The New York Times has a story today titled, “For Larger Customers, Eating Out Is Still a Daunting Experience.” It features stories from larger people who live in fear of restaurant booths they won’t be able to fit into, describing scenarios including “Chairs with arms or impossibly small seats leave marks and bruises. Meals are spent in pain, or filled with worry that a flimsy chair might collapse.” One of those people, Rebecca Alexander, was so humiliated after a business meeting where her whole party had to wait for a table that would fit her, that she created a “crowdsourced mobile app last year called AllGo, which is a bit like Yelp for plus-size people.” Right now it’s being tested in Portland. The app enables users to review places like restaurants or theaters based on how well they accommodate larger-sized people. One of the supporters of the app, writer Roxanne Gay, enthuses, “It opens the world up to have an app that will tell fat people how accommodating or not various spaces are… I don’t think that restaurateurs even know this is something they need to think about.”
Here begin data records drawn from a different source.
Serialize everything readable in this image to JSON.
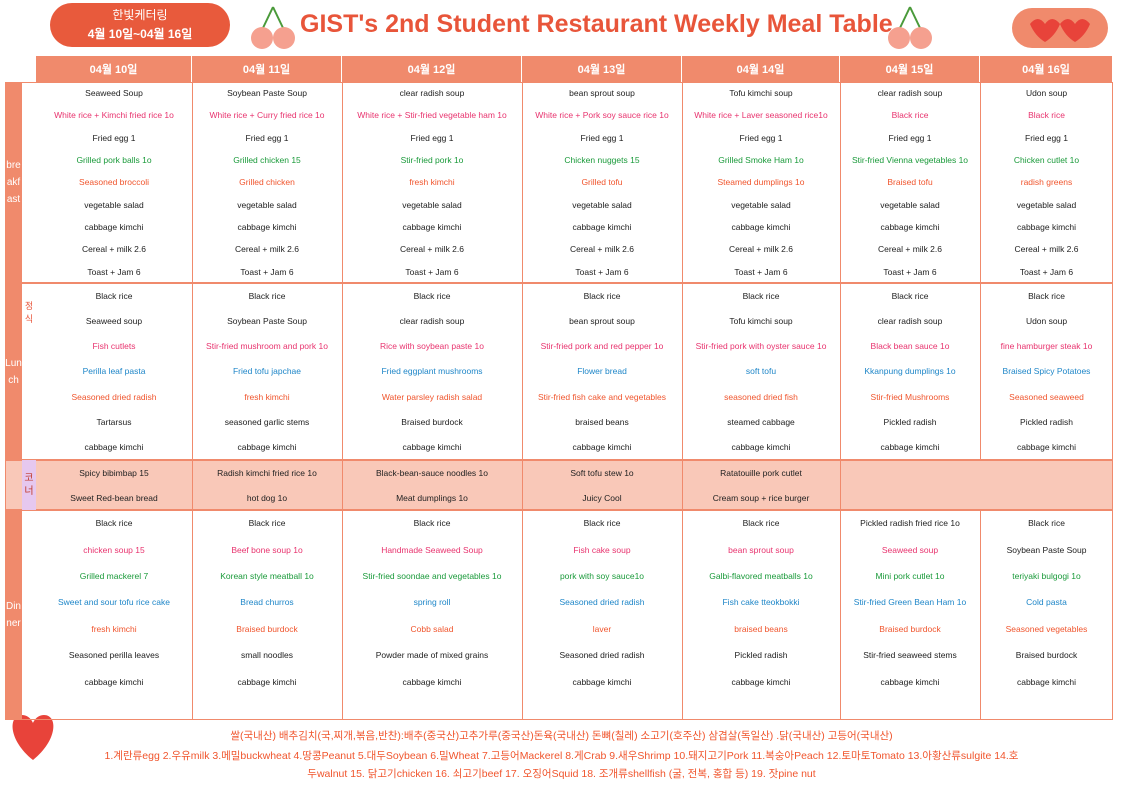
{
  "header": {
    "caterer": "한빛케터링",
    "period": "4월 10일~04월 16일",
    "title": "GIST's 2nd Student Restaurant Weekly Meal Table"
  },
  "days": [
    "04월 10일",
    "04월 11일",
    "04월 12일",
    "04월 13일",
    "04월 14일",
    "04월 15일",
    "04월 16일"
  ],
  "sections": [
    {
      "label": "breakfast",
      "rows": [
        {
          "color": "#222222",
          "items": [
            "Seaweed Soup",
            "Soybean Paste Soup",
            "clear radish soup",
            "bean sprout soup",
            "Tofu kimchi soup",
            "clear radish soup",
            "Udon soup"
          ]
        },
        {
          "color": "#e8336e",
          "items": [
            "White rice + Kimchi fried rice 1o",
            "White rice + Curry fried rice 1o",
            "White rice + Stir-fried vegetable ham 1o",
            "White rice + Pork soy sauce rice 1o",
            "White rice + Laver seasoned rice1o",
            "Black rice",
            "Black rice"
          ]
        },
        {
          "color": "#222222",
          "items": [
            "Fried egg 1",
            "Fried egg 1",
            "Fried egg 1",
            "Fried egg 1",
            "Fried egg 1",
            "Fried egg 1",
            "Fried egg 1"
          ]
        },
        {
          "color": "#1a9a3a",
          "items": [
            "Grilled pork balls 1o",
            "Grilled chicken 15",
            "Stir-fried pork 1o",
            "Chicken nuggets 15",
            "Grilled Smoke Ham 1o",
            "Stir-fried Vienna vegetables 1o",
            "Chicken cutlet 1o"
          ]
        },
        {
          "color": "#f0552d",
          "items": [
            "Seasoned broccoli",
            "Grilled chicken",
            "fresh kimchi",
            "Grilled tofu",
            "Steamed dumplings 1o",
            "Braised tofu",
            "radish greens"
          ]
        },
        {
          "color": "#222222",
          "items": [
            "vegetable salad",
            "vegetable salad",
            "vegetable salad",
            "vegetable salad",
            "vegetable salad",
            "vegetable salad",
            "vegetable salad"
          ]
        },
        {
          "color": "#222222",
          "items": [
            "cabbage kimchi",
            "cabbage kimchi",
            "cabbage kimchi",
            "cabbage kimchi",
            "cabbage kimchi",
            "cabbage kimchi",
            "cabbage kimchi"
          ]
        },
        {
          "color": "#222222",
          "items": [
            "Cereal + milk 2.6",
            "Cereal + milk 2.6",
            "Cereal + milk 2.6",
            "Cereal + milk 2.6",
            "Cereal + milk 2.6",
            "Cereal + milk 2.6",
            "Cereal + milk 2.6"
          ]
        },
        {
          "color": "#222222",
          "items": [
            "Toast + Jam 6",
            "Toast + Jam 6",
            "Toast + Jam 6",
            "Toast + Jam 6",
            "Toast + Jam 6",
            "Toast + Jam 6",
            "Toast + Jam 6"
          ]
        }
      ]
    },
    {
      "label": "Lunch",
      "sublabel": "정식",
      "rows": [
        {
          "color": "#222222",
          "items": [
            "Black rice",
            "Black rice",
            "Black rice",
            "Black rice",
            "Black rice",
            "Black rice",
            "Black rice"
          ]
        },
        {
          "color": "#222222",
          "items": [
            "Seaweed soup",
            "Soybean Paste Soup",
            "clear radish soup",
            "bean sprout soup",
            "Tofu kimchi soup",
            "clear radish soup",
            "Udon soup"
          ]
        },
        {
          "color": "#e8336e",
          "items": [
            "Fish cutlets",
            "Stir-fried mushroom and pork 1o",
            "Rice with soybean paste 1o",
            "Stir-fried pork and red pepper 1o",
            "Stir-fried pork with oyster sauce 1o",
            "Black bean sauce 1o",
            "fine hamburger steak 1o"
          ]
        },
        {
          "color": "#1e86c8",
          "items": [
            "Perilla leaf pasta",
            "Fried tofu japchae",
            "Fried eggplant mushrooms",
            "Flower bread",
            "soft tofu",
            "Kkanpung dumplings 1o",
            "Braised Spicy Potatoes"
          ]
        },
        {
          "color": "#f0552d",
          "items": [
            "Seasoned dried radish",
            "fresh kimchi",
            "Water parsley radish salad",
            "Stir-fried fish cake and vegetables",
            "seasoned dried fish",
            "Stir-fried Mushrooms",
            "Seasoned seaweed"
          ]
        },
        {
          "color": "#222222",
          "items": [
            "Tartarsus",
            "seasoned garlic stems",
            "Braised burdock",
            "braised beans",
            "steamed cabbage",
            "Pickled radish",
            "Pickled radish"
          ]
        },
        {
          "color": "#222222",
          "items": [
            "cabbage kimchi",
            "cabbage kimchi",
            "cabbage kimchi",
            "cabbage kimchi",
            "cabbage kimchi",
            "cabbage kimchi",
            "cabbage kimchi"
          ]
        }
      ]
    },
    {
      "label": "코너",
      "rows": [
        {
          "color": "#222222",
          "items": [
            "Spicy bibimbap 15",
            "Radish kimchi fried rice 1o",
            "Black-bean-sauce noodles 1o",
            "Soft tofu stew 1o",
            "Ratatouille pork cutlet"
          ]
        },
        {
          "color": "#222222",
          "items": [
            "Sweet Red-bean bread",
            "hot dog 1o",
            "Meat dumplings 1o",
            "Juicy Cool",
            "Cream soup + rice burger"
          ]
        }
      ]
    },
    {
      "label": "Dinner",
      "rows": [
        {
          "color": "#222222",
          "items": [
            "Black rice",
            "Black rice",
            "Black rice",
            "Black rice",
            "Black rice",
            "Pickled radish fried rice 1o",
            "Black rice"
          ]
        },
        {
          "color": "#e8336e",
          "items": [
            "chicken soup 15",
            "Beef bone soup 1o",
            "Handmade Seaweed Soup",
            "Fish cake soup",
            "bean sprout soup",
            "Seaweed soup",
            {
              "text": "Soybean Paste Soup",
              "color": "#222222"
            }
          ]
        },
        {
          "color": "#1a9a3a",
          "items": [
            "Grilled mackerel 7",
            "Korean style meatball 1o",
            "Stir-fried soondae and vegetables 1o",
            "pork with soy sauce1o",
            "Galbi-flavored meatballs 1o",
            "Mini pork cutlet 1o",
            "teriyaki bulgogi 1o"
          ]
        },
        {
          "color": "#1e86c8",
          "items": [
            "Sweet and sour tofu rice cake",
            "Bread churros",
            "spring roll",
            "Seasoned dried radish",
            "Fish cake tteokbokki",
            "Stir-fried Green Bean Ham 1o",
            "Cold pasta"
          ]
        },
        {
          "color": "#f0552d",
          "items": [
            "fresh kimchi",
            "Braised burdock",
            "Cobb salad",
            "laver",
            "braised beans",
            "Braised burdock",
            "Seasoned vegetables"
          ]
        },
        {
          "color": "#222222",
          "items": [
            "Seasoned perilla leaves",
            "small noodles",
            "Powder made of mixed grains",
            "Seasoned dried radish",
            "Pickled radish",
            "Stir-fried seaweed stems",
            "Braised burdock"
          ]
        },
        {
          "color": "#222222",
          "items": [
            "cabbage kimchi",
            "cabbage kimchi",
            "cabbage kimchi",
            "cabbage kimchi",
            "cabbage kimchi",
            "cabbage kimchi",
            "cabbage kimchi"
          ]
        }
      ]
    }
  ],
  "footer": {
    "origin": "쌀(국내산) 배추김치(국,찌개,볶음,반찬):배추(중국산)고추가루(중국산)돈육(국내산) 돈뼈(칠레) 소고기(호주산) 삼겹살(독일산) .닭(국내산) 고등어(국내산)",
    "allergens": [
      "1.계란류egg 2.우유milk 3.메밀buckwheat 4.땅콩Peanut 5.대두Soybean 6.밀Wheat 7.고등어Mackerel 8.게Crab 9.새우Shrimp 10.돼지고기Pork 11.복숭아Peach 12.토마토Tomato 13.아황산류sulgite 14.호",
      "두walnut 15. 닭고기chicken 16. 쇠고기beef 17. 오징어Squid 18. 조개류shellfish (굴, 전복, 홍합 등) 19. 잣pine nut"
    ]
  }
}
Some chains have adopted more movable furniture to replace booths, for example. Taco Bell has stopped bolting tables to the ground, and Waffle House offers more free-standing options. There’s also a website called Ample that also helps plus-size, trans, disabled people and/or people of color “review a doctor, business, or service from an intersectional perspective.” It’s all a hopeful, helpful look at several steps toward making the world more inclusive, and makes for a very interesting read over at The New York Times today.